Supporting the Arts in Western Massachusetts and Beyond

September 27, 2008

Hartford Symphony & Joshua Bell

Bushnell, Hartford
September 24, 2008
By Donna Bailey-Thompson

Expectations that the Hartford Symphony Orchestra’s 2008-09 opening concert and 65th birthday celebration would be a gala affair were exceeded by the musicians under the direction of Edward Cumming and the virtuoso performances by the acclaimed violinist Joshua Bell and an exciting newcomer, organist Christopher Houlihan.

Rossini’s deceptively simple "Overture to The Thieving Magpie" was delightful from the opening snare drumming through sprightly dances, an arresting crescendo, and concluding with a rouser-douser finale. Dvorak’s "Carnival Overture" devoked introspection and exuberant emotions and expansive congeniality culminating in a lively conclusion.

The two overtures were the bookends for the "Toccata Festiva for Organ and Orchestra" by Samuel Barber. The Austin concert organ, a massive cube, was wheeled into place and plugged in. The soloist, Houlihan, age 20, a senior at Hartford’s Trinity College, preceded Maestro Cumming across the stage, walking to the hulking organ as if he were about to reunite with a good friend. Well, they are. The organ responded to his friend’s every wish regardless of location – tiered keys, pedals, pulls. A one-man orchestra in perpetual motion. A pedal solo, black shoes flashing with the speed of fingers. Stunning. Standing ovation. Self-named "Houli-Fans" cheered. The encore reinforced the authenticity of the audience’s enthusiasm.
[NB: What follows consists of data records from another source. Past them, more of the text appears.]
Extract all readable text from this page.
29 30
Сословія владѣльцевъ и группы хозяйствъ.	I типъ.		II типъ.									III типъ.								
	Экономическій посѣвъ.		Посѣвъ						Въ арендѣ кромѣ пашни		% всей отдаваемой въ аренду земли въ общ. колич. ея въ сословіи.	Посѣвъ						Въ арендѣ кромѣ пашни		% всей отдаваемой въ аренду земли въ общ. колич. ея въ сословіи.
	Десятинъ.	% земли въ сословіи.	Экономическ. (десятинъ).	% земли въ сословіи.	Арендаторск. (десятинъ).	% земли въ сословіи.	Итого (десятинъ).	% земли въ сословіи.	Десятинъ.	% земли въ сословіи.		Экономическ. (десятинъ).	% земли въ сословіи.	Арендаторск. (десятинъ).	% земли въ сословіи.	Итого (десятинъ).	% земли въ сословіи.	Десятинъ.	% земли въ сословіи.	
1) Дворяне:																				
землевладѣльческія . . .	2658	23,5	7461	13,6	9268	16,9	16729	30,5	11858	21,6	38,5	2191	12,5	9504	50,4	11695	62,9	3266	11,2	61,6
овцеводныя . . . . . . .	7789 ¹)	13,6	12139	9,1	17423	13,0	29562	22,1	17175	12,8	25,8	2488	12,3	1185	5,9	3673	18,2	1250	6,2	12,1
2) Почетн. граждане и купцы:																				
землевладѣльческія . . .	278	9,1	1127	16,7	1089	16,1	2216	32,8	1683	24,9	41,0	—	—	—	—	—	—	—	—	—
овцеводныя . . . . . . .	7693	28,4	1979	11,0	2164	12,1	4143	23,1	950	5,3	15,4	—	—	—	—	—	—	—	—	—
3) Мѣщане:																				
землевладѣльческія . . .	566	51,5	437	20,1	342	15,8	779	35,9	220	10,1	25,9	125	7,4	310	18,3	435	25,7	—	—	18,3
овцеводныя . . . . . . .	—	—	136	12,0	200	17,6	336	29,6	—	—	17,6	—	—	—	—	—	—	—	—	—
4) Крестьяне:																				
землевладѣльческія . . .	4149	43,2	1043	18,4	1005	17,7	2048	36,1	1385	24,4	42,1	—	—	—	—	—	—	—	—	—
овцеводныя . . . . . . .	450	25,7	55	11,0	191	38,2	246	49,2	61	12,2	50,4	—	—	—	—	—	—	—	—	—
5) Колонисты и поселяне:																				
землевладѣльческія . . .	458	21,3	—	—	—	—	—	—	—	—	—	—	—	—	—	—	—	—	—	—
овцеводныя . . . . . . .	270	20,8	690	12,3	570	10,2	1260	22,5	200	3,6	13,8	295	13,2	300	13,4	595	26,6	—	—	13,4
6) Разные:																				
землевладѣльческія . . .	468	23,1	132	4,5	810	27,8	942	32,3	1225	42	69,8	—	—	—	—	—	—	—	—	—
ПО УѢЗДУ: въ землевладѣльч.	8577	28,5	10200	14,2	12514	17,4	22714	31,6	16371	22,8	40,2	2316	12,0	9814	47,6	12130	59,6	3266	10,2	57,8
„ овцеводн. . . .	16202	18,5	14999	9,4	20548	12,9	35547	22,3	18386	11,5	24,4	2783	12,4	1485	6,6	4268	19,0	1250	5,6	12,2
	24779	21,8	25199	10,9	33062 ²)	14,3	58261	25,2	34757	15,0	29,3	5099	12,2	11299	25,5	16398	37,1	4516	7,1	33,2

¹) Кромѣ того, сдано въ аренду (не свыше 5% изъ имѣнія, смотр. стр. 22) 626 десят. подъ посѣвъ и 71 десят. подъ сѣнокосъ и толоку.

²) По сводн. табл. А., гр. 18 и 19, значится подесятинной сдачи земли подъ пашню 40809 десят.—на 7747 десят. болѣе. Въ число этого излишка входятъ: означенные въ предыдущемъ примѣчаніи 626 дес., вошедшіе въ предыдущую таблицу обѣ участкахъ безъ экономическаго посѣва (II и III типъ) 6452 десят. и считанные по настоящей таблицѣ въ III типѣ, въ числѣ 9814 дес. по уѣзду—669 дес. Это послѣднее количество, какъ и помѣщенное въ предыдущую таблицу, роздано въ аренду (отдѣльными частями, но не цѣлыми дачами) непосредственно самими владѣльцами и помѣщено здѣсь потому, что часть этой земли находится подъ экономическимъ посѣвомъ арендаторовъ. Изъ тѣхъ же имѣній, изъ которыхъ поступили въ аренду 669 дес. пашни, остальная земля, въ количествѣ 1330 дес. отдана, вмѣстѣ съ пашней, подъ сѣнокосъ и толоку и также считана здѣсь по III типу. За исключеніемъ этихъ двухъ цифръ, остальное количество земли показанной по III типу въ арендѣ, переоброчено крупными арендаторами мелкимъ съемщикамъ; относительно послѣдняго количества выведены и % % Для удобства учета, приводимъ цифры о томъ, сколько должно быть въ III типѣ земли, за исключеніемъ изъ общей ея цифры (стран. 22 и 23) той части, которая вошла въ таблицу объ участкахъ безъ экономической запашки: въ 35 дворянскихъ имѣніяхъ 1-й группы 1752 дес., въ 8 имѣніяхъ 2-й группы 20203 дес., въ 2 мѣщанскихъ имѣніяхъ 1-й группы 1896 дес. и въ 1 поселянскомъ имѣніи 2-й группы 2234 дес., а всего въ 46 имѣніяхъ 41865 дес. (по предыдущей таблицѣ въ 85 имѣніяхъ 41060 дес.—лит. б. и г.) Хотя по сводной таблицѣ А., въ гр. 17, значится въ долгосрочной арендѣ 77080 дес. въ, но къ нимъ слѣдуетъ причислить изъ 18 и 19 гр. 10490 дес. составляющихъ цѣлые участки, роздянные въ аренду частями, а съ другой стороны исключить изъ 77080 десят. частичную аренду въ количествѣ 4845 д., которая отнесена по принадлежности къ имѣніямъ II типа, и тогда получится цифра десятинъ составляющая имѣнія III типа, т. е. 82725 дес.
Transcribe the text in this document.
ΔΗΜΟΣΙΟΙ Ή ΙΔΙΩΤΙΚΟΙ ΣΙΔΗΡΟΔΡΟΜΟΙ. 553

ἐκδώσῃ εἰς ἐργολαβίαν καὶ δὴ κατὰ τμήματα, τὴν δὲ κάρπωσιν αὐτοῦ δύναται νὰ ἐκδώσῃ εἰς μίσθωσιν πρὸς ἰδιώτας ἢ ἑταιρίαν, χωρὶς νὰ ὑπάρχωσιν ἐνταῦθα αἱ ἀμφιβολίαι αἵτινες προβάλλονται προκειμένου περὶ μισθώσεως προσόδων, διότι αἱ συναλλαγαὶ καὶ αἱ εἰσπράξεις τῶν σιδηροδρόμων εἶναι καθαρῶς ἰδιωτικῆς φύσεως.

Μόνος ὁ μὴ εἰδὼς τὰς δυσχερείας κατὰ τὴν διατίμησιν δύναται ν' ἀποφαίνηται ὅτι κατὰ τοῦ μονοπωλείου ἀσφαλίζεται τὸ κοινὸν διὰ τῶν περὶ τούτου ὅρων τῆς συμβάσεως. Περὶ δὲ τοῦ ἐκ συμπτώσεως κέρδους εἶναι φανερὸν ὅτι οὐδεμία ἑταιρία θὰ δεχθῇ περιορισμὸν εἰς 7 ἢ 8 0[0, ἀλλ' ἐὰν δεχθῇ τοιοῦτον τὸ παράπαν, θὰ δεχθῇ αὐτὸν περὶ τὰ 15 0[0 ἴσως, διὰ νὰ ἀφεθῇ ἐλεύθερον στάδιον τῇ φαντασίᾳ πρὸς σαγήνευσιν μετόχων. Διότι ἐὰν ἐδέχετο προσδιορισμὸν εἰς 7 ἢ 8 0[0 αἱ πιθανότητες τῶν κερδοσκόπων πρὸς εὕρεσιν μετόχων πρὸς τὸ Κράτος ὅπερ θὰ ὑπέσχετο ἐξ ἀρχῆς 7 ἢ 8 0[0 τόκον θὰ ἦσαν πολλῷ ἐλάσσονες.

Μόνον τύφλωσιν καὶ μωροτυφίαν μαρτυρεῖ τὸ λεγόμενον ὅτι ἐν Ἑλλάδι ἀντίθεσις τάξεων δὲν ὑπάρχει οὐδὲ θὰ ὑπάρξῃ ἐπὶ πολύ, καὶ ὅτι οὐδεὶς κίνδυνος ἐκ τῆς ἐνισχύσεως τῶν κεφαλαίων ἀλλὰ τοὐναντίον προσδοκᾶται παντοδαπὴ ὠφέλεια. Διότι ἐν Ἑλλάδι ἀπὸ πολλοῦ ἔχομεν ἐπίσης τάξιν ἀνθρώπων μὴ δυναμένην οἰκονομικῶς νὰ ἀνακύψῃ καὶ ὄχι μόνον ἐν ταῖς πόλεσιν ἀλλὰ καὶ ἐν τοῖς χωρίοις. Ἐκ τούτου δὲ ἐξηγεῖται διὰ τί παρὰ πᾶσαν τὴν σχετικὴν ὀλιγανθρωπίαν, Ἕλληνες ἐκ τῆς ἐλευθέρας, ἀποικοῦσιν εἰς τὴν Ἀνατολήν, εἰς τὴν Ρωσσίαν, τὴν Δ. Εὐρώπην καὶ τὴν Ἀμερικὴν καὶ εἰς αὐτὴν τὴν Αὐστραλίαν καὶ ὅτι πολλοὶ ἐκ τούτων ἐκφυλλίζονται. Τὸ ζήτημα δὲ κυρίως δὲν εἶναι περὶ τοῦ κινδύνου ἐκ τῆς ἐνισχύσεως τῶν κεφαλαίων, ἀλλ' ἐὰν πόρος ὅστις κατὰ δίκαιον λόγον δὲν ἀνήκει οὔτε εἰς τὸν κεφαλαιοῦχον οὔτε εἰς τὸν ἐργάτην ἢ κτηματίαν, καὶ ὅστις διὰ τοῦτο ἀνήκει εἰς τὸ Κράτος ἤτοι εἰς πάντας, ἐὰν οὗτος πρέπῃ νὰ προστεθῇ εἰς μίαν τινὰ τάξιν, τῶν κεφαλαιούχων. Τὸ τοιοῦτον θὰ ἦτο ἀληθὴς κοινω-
Following intermission, Joshua Bell stood at stage center, touched his bow to his 300-year-old Stradivarius violin and fused with Tchaikovsky’s "Concerto for Violin and Orchestra in D Major." Bell’s mastery made the familiar new; the combination of artist and composer generated pure bliss. The birds Bell has charmed out of the trees live within his violin. He propelled their gossamer song to its highest note where it turned into mist. Yet bowing into the lower depths conjured a cello’s rich mellowness. His rapid tapping with the bow was a gentle metronome, not a tempo to intimidate. Following a standing ovation and four curtain calls, he pleasured his admirers with a selection from "The Red Violin." More curtain calls. Now only 41, he’s a violinist for the ages.